Real food is what the body was designed to eat: fruits and vegetables, nuts, beans, legumes and, yes, even meat. Our modern food system is attempting to trump thousands of years of evolution. How can we believe that health is sustainable with a diet from cheap fast-food chains and highly-processed TV dinners? Clearly we have been brainwashed since GG died and need to realize that chemicals do not a food make.

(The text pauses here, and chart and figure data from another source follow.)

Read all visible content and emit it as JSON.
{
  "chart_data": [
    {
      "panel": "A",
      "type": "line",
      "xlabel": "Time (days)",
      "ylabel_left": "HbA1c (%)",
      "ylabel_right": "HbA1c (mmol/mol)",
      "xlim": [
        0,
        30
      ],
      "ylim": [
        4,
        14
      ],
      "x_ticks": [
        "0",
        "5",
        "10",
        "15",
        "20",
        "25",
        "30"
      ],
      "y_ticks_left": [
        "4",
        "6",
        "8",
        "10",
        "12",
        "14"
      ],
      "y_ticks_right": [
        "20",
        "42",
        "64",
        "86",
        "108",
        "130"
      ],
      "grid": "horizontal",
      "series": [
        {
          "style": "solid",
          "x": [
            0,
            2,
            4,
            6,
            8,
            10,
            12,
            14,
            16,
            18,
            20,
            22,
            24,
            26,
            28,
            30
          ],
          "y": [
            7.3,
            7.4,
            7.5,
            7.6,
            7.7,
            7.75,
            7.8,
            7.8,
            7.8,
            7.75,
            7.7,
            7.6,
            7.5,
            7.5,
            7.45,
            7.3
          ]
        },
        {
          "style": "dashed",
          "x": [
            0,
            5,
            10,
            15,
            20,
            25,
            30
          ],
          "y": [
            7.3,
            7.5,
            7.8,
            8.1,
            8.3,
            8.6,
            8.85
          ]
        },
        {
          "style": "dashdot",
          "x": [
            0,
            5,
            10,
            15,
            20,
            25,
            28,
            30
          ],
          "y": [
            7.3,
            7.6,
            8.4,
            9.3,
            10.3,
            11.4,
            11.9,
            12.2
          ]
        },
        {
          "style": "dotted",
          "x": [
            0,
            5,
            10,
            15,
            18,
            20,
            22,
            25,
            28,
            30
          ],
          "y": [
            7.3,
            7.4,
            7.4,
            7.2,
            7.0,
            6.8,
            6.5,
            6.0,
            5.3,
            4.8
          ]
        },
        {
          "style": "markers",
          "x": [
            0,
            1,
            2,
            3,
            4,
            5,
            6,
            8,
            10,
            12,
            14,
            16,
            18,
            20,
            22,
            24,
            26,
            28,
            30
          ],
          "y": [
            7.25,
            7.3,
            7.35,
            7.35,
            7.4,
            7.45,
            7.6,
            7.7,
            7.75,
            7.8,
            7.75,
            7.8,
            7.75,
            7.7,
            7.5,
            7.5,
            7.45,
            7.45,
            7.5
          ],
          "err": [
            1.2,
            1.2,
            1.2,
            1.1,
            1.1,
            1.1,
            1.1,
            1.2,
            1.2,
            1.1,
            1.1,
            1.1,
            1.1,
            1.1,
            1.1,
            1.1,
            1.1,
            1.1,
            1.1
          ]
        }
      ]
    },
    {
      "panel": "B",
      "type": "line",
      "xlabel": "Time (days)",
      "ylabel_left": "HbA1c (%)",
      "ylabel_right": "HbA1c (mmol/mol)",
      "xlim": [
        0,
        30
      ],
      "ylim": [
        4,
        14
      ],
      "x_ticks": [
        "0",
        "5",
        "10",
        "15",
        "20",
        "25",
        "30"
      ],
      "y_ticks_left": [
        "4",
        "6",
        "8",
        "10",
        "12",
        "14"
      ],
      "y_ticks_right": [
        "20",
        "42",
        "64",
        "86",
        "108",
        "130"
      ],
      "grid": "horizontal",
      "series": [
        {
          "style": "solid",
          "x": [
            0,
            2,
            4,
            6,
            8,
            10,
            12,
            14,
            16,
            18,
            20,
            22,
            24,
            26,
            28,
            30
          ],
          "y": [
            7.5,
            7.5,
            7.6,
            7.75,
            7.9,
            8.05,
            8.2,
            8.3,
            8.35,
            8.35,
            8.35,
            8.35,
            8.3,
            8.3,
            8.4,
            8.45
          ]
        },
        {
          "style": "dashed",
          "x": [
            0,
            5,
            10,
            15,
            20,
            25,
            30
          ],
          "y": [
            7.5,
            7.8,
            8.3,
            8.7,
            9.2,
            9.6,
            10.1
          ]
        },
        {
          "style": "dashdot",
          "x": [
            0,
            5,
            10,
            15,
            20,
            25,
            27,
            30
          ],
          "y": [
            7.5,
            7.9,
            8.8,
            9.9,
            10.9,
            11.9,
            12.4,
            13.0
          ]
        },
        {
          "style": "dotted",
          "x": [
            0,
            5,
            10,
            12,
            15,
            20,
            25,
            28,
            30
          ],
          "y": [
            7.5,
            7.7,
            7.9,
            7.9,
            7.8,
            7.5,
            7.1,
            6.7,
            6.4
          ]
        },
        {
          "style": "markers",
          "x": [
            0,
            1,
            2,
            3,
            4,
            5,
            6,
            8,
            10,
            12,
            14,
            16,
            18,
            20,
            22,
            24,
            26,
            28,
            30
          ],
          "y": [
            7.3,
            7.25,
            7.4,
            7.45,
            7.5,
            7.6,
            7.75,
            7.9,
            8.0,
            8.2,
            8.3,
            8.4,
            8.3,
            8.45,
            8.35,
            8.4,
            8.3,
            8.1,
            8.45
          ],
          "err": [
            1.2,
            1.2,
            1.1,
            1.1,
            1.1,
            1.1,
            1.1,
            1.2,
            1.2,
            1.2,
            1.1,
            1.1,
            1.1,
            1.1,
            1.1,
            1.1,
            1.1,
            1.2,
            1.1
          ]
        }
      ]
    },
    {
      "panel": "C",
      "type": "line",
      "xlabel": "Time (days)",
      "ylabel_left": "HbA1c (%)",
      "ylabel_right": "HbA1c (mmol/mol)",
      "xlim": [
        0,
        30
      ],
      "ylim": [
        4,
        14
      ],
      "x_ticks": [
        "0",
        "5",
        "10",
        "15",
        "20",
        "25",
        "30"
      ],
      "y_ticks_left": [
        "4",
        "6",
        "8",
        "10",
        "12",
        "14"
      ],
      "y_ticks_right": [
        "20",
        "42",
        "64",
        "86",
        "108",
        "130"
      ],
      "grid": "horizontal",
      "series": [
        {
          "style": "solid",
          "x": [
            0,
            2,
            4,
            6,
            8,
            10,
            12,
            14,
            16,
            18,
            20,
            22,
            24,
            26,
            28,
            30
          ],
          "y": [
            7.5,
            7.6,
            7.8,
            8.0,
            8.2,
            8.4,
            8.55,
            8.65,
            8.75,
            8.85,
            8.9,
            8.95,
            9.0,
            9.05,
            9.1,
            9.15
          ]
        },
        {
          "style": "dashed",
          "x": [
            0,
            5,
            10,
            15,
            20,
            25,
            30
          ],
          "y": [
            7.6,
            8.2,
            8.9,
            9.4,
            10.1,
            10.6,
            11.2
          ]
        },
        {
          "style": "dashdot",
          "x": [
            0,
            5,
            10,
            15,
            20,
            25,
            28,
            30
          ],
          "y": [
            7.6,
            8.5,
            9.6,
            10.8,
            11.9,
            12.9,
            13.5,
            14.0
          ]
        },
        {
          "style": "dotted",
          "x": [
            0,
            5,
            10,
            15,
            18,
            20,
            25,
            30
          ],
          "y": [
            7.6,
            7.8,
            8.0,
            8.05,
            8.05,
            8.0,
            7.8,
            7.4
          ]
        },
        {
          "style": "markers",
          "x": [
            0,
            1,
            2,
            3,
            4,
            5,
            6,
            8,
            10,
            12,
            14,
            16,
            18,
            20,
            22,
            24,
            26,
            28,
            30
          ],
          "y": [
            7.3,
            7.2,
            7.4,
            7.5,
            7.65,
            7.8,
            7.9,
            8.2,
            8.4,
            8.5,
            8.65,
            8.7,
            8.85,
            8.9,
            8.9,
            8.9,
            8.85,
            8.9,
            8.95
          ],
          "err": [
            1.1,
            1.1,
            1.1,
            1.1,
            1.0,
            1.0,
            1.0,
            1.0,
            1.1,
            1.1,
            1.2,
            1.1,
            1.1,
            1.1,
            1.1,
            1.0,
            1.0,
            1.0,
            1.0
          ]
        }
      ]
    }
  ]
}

In Part 1, I convinced you that the topics of food and modern day digestive disorders have everything to do with homesteading. In my own experience, looking back to old world recipes has had an incredible impact on my health. I know so many who have become lactose and/or gluten intolerant, other bodies that are cholesterol-excessed, diabetes-driven, or too readily fat-absorbed. Nearly every complaint, ailment, and disease from arthritis to zits, and dare we suggest cancer too, will someday be traced back to diet, I am quite convinced. Getting back to nature has “cured” countless people of these modern diseases of the digestive system.

I am not a doctor or nutritionist or any other kind of health expert, but I do have a personal experience with several of them. I was having digestive issues for several years that seemed to be getting worse, so I did what most people do, I complained, and agonized, and made excuses, and eventually went to the doctor. A specialist actually, gastrointestinal.

But I also did what not so many people do, I went to a nutritionist as well. These two experiences were like night and day.